As the Farallon Plate made contact with the North American Plate and began subducting beneath it, it fragmented into the Juan de Fuca Plate and Cocos Plate, and then later fragmented further to form the Rivera Plate. Once the Pacific-Farallon Ridge began subducting beneath the North American Plate, the remains of the Farallon Plate broke apart to form the Monterey, Arguello, Magdalena, and Guadelupe Microplates, and the southern portion of the ridge rotated in a clockwise manner. The contact of the ridge with North America marked a transition of the Pacific-Farallon Ridge from being a globally oriented spreading ridge system to a locally oriented one. The distinction between these systems is that slab pull and gravitational gliding forces determine the characteristics of the globally oriented whereas those of the locally oriented are influenced by the contact of the ridge with the North American Plate.

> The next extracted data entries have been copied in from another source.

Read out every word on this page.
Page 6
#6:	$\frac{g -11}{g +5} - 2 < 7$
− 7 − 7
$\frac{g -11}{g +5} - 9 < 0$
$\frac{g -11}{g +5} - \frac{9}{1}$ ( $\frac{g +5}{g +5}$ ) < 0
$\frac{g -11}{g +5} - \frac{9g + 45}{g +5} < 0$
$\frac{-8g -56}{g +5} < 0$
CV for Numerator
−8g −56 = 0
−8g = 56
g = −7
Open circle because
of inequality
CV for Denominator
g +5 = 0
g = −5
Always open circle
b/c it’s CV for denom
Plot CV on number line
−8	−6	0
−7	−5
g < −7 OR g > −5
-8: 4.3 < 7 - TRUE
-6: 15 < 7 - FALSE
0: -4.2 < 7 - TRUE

As the Pacific-Farallon Ridge began its subduction underneath the North American plate 30 million years ago, its southern segment, the East Pacific Rise continued spreading. The East Pacific Rise did not begin its subduction under the North American Plate until 20 million years ago, and the presently surviving portion of the East Pacific Rise is the Pacific-Nazca segment. The present-day spreading from the East Pacific Rise dominates the spreading regime in the Central and South Pacific.